Everything else in the water column follows from this curve plus the systems already described: caustics are the wave normals focusing sunlight, light shafts are the atmosphere's volumetric scattering reused underwater, and buoyancy comes from sampling the displaced heightfield, so boats ride the same waves you see. One simulation, observed from both sides of the surface.
Known issue
Buoyancy samples the heightfield at the hull's position from the previous frame, so an object teleported onto water can take one frame to find the surface.

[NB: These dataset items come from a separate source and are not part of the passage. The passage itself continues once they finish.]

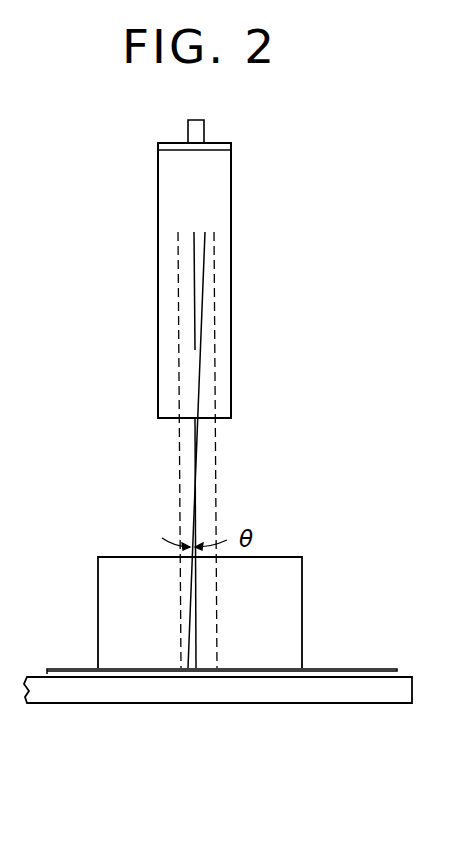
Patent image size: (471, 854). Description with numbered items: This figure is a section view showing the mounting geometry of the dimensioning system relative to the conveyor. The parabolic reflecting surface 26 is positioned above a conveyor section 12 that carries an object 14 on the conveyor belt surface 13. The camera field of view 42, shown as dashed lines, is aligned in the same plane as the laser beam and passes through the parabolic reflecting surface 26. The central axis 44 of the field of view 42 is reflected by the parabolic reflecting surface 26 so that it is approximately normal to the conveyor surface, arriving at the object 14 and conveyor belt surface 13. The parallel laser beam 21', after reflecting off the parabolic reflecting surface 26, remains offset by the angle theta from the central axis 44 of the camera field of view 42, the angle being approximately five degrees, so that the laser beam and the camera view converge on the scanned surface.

The parabolic reflecting surface 26 is at (231, 187).
The central axis 44 is at (195, 275).
The parallel laser beam 21' is at (238, 450).
The field of view 42 is at (181, 477).
The object 14 is at (290, 595).
The conveyor belt surface 13 is at (373, 667).
The conveyor section 12 is at (397, 686).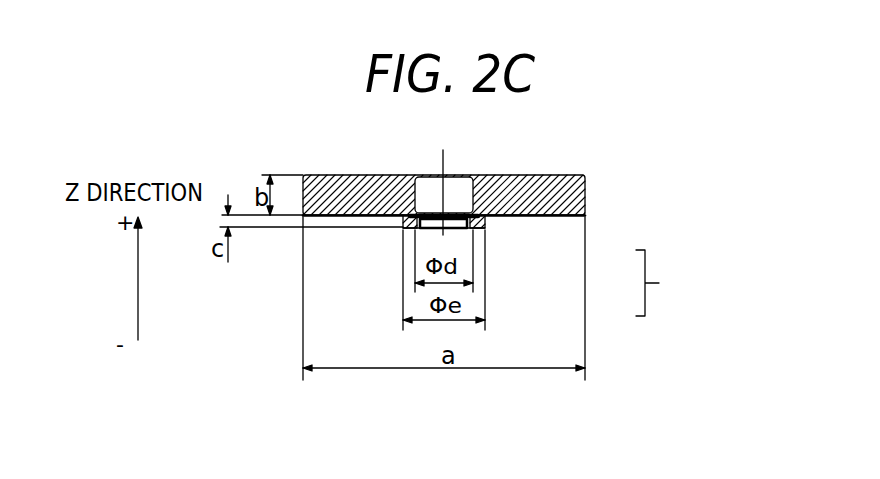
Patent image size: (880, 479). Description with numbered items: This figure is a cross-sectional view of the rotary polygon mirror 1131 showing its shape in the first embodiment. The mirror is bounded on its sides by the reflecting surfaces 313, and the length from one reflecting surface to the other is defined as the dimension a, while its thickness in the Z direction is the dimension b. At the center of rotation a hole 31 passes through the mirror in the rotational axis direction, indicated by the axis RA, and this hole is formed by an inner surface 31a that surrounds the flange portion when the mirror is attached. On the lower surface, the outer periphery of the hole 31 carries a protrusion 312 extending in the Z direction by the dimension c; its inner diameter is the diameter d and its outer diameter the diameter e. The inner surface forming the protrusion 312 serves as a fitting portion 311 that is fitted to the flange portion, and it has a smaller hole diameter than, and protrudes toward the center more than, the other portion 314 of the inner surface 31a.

Harmless in play, visible in editor stress tests.
The ocean reads its configuration from the console like every other system:
| Variable | Default | Description |
|---|---|---|
| o_fft_size | 256 | Frequency grid resolution per cascade. See Fig. 4 for the cost curve before raising it. |
| o_cascades | 3 | Simulation cascades at 25, 160 and 1,000 m patch sizes, summed at every point. |
| o_wind_speed | 10 | Wind speed in m/s feeding the Phillips spectrum. Usually driven by the weather system, can be forced for testing. |
| o_choppiness | 1.4 | Scale on horizontal displacement. Zero gives rolling sine swells; past 1.8 crests start to self-intersect. |
| o_foam_decay | 0.92 | Per-second retention of foam after the folding test triggers it. Lower clears whitecaps faster. |
| o_absorption_rgb | 0.45 0.065 0.035 | Beer-Lambert absorption per channel per meter, the exact constants plotted in Fig. 5. |
Further reading
- [01]Tessendorf, J. (2001). Simulating Ocean Water. SIGGRAPH Course Notes.
- [02]Phillips, O. M. (1957). On the generation of waves by turbulent wind. Journal of Fluid Mechanics, vol. 2.
- [03]Horvath, C. J. (2015). Empirical directional wave spectra for computer graphics. DigiPro.
- [04]Finch, M. (2004). Effective Water Simulation from Physical Models. GPU Gems 1, Addison-Wesley.
- [05]Cox, C., Munk, W. (1954). Measurement of the Roughness of the Sea Surface from Photographs of the Sun’s Glitter. Journal of the Optical Society of America, vol. 44.
- [06]Jerlov, N. G. (1976). Marine Optics. Elsevier Oceanography Series.
- [07]Monahan, E. C., O'Muircheartaigh, I. (1980). Optimal Power-Law Description of Oceanic Whitecap Coverage Dependence on Wind Speed. Journal of Physical Oceanography, vol. 10.
- [08]Bruneton, E., Neyret, F., Holzschuch, N. (2010). Real-time Realistic Ocean Lighting using Seamless Transitions from Geometry to BRDF. Computer Graphics Forum (Eurographics).